ローマ字表記が70年ぶりに改定の見通し

ローマ字表記が70年ぶりに改定の見通し

学校教育では訓令式ローマ字表記で教えていますが、社会に出てみるとヘボン式ローマ字で書かれている場合がほとんどです。文化審議会国語分科会の国語課題小委員会によると、実態とそぐわない状況を受けて、改定することも視野に入れて検討を進めているそうです。

目次

ヘボン式ローマ字とは

ヘボン式ローマ字(ヘボンしきローマじ)は、日本語の音をローマ字(ラテン文字)で表記する方法の一つです。この方式は、19世紀にアメリカ合衆国の宣教師であるジェームス・カーティス・ヘボン(James Curtis Hepburn)によって考案されました。ヘボン式は、日本語の発音を英語の読み方に近い形で表記することを特徴としています。

ヘボン式ローマ字の特徴は以下のとおりです。

  • 母音の表記:「あ」は「a」、「い」は「i」、「う」は「u」、「え」は「e」、「お」は「o」と表記します。
  • 子音の表記:基本的に日本語の子音は、英語の発音に近い形でローマ字に変換されます。例えば、「か」は「ka」、「さ」は「sa」、「た」は「ta」、「ふ」は「fu」などとなります。
  • 撥音(「ん」):「ん」は、単独で「n」と表記されますが、次に続く音が「b」、「m」、「p」の場合は「m」と表記されることがあります(例:「さんぽ」→「sanpo」)。
  • 長音:長い母音は、基本的に母音を重ねて表記します(例:「おおきい」→「ookii」)。
  • 促音(小さい「っ」):促音は、次に続く子音を重ねて表記します(例:「きっぷ」→「kippu」)。

訓令式ローマ字とは


訓令式ローマ字(くんれいしきローマじ)は、日本語の音をローマ字(ラテン文字)で表記する方法の一つです。この方式は、日本政府が1946年に公式に採用したもので、ヘボン式ローマ字とは異なる特徴を持っています。

訓令式ローマ字の特徴は以下のとおりです。

  • 母音の表記:「あ」は「a」、「い」は「i」、「う」は「u」、「え」は「e」、「お」は「o」と表記します。
  • 子音の表記:一部の子音についてはヘボン式と異なり、より日本語の発音に近い形で表記されます。例えば、「し」は「si」、「ち」は「ti」、「つ」は「tu」、「ふ」は「hu」となります。
  • 撥音(「ん」):「ん」は常に「n」として表記されます。
  • 長音:長い母音は、アクセント記号を付けて表記します(例:「おおきい」→「ôkii」)。
  • 促音(小さい「っ」):促音は、次に続く子音を重ねて表記します(例:「きっぷ」→「kippu」)。

業務上はヘボン式ローマ字がメイン

最近だとかなり減ってきた印象ですが、DBのテーブル名、カラム名、プログラムの関数名などで英語に訳せない・訳しにくい場合にローマ字表記を使うことがあります。

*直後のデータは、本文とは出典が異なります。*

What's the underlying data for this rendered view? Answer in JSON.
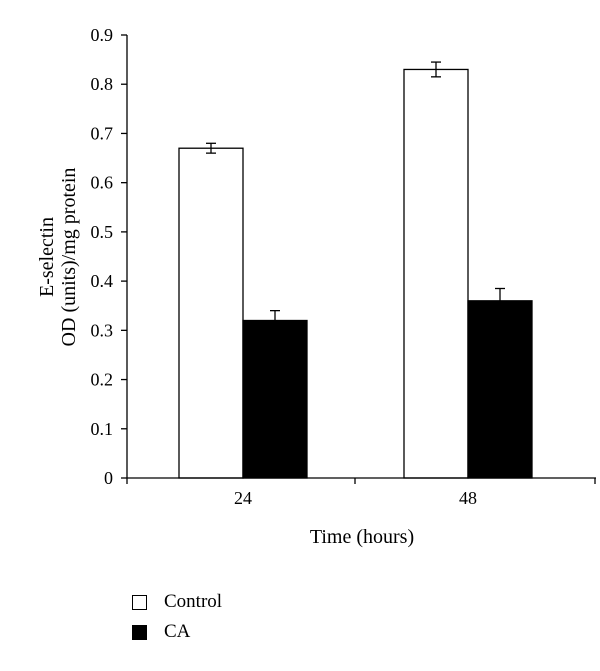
{
  "chart_data": {
    "type": "bar",
    "categories": [
      "24",
      "48"
    ],
    "series": [
      {
        "name": "Control",
        "values": [
          0.67,
          0.83
        ],
        "errors": [
          0.01,
          0.015
        ],
        "color": "#ffffff"
      },
      {
        "name": "CA",
        "values": [
          0.32,
          0.36
        ],
        "errors": [
          0.02,
          0.025
        ],
        "color": "#000000"
      }
    ],
    "title": "",
    "xlabel": "Time (hours)",
    "ylabel": [
      "E-selectin",
      "OD (units)/mg protein"
    ],
    "ylim": [
      0,
      0.9
    ],
    "yticks": [
      "0",
      "0.1",
      "0.2",
      "0.3",
      "0.4",
      "0.5",
      "0.6",
      "0.7",
      "0.8",
      "0.9"
    ],
    "grid": false,
    "legend": "bottom-left"
  }
}
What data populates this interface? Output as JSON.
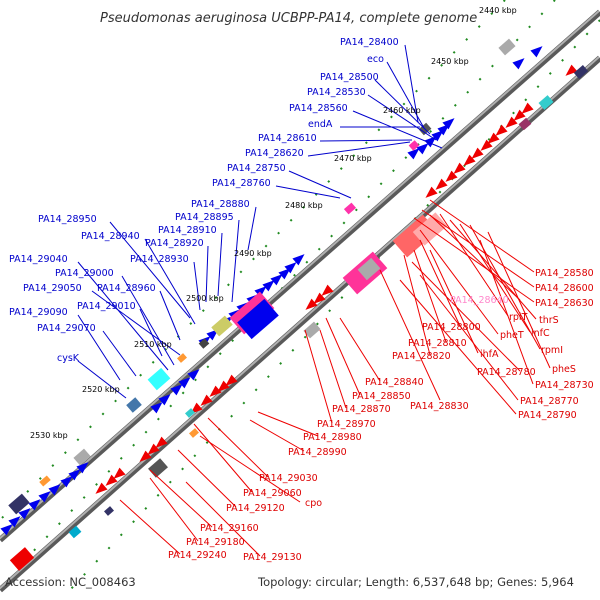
{
  "title": "Pseudomonas aeruginosa UCBPP-PA14, complete genome",
  "footer": {
    "accession": "Accession: NC_008463",
    "topology": "Topology: circular; Length: 6,537,648 bp; Genes: 5,964"
  },
  "colors": {
    "forward_label": "#0000cc",
    "reverse_label": "#dd0000",
    "pink_label": "#ff88cc",
    "backbone": "#888888",
    "tick_dots": "#228b22",
    "forward_cds": "#0000ee",
    "reverse_cds": "#ee0000"
  },
  "scale_labels": [
    "2440 kbp",
    "2450 kbp",
    "2460 kbp",
    "2470 kbp",
    "2480 kbp",
    "2490 kbp",
    "2500 kbp",
    "2510 kbp",
    "2520 kbp",
    "2530 kbp"
  ],
  "forward_labels": [
    "PA14_28400",
    "eco",
    "PA14_28500",
    "PA14_28530",
    "PA14_28560",
    "endA",
    "PA14_28610",
    "PA14_28620",
    "PA14_28750",
    "PA14_28760",
    "PA14_28880",
    "PA14_28895",
    "PA14_28950",
    "PA14_28910",
    "PA14_28940",
    "PA14_28920",
    "PA14_28930",
    "PA14_29040",
    "PA14_29000",
    "PA14_28960",
    "PA14_29050",
    "PA14_29010",
    "PA14_29090",
    "PA14_29070",
    "cysK"
  ],
  "reverse_labels": [
    "PA14_28580",
    "PA14_28600",
    "PA14_28630",
    "PA14_28640",
    "rplT",
    "thrS",
    "pheT",
    "infC",
    "PA14_28800",
    "PA14_28810",
    "PA14_28820",
    "rpmI",
    "ihfA",
    "pheS",
    "PA14_28780",
    "PA14_28730",
    "PA14_28840",
    "PA14_28770",
    "PA14_28790",
    "PA14_28850",
    "PA14_28830",
    "PA14_28870",
    "PA14_28970",
    "PA14_28980",
    "PA14_28990",
    "PA14_29030",
    "PA14_29060",
    "cpo",
    "PA14_29120",
    "PA14_29160",
    "PA14_29180",
    "PA14_29240",
    "PA14_29130"
  ]
}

その際のルールとして「ヘボン式ローマ字を使用すること」と明文化されているプロジェクトもありますが、そうでないプロジェクトもあります。そのせいか、すでに作成されているテーブルやプログラムを見てみると、ヘボン式と訓令式が混在した書き方になっていることもしばしばです。

これは、訓令式ローマ字に慣れているからではなく、ヘボン式ローマ字に慣れていないことが原因だと考えており、キーボード入力の癖がそのままローマ字に現れているのではないかと思います。

どう改定されるのか

新聞によって書き方は様々ですが、実態に合っていないことが改定の一因になっているため、ヘボン式ローマ字に改定されると予想されています。社会としてはほとんど影響ありませんが、教科書を改定するということになると、生徒や学生、教えている教師の間では混乱が生じるかもしれません。

ヘボン式ローマ字以外の表記方法になるというのはあまり考えにくいですが、どう検討されていくかについては今後も注目していきたいです。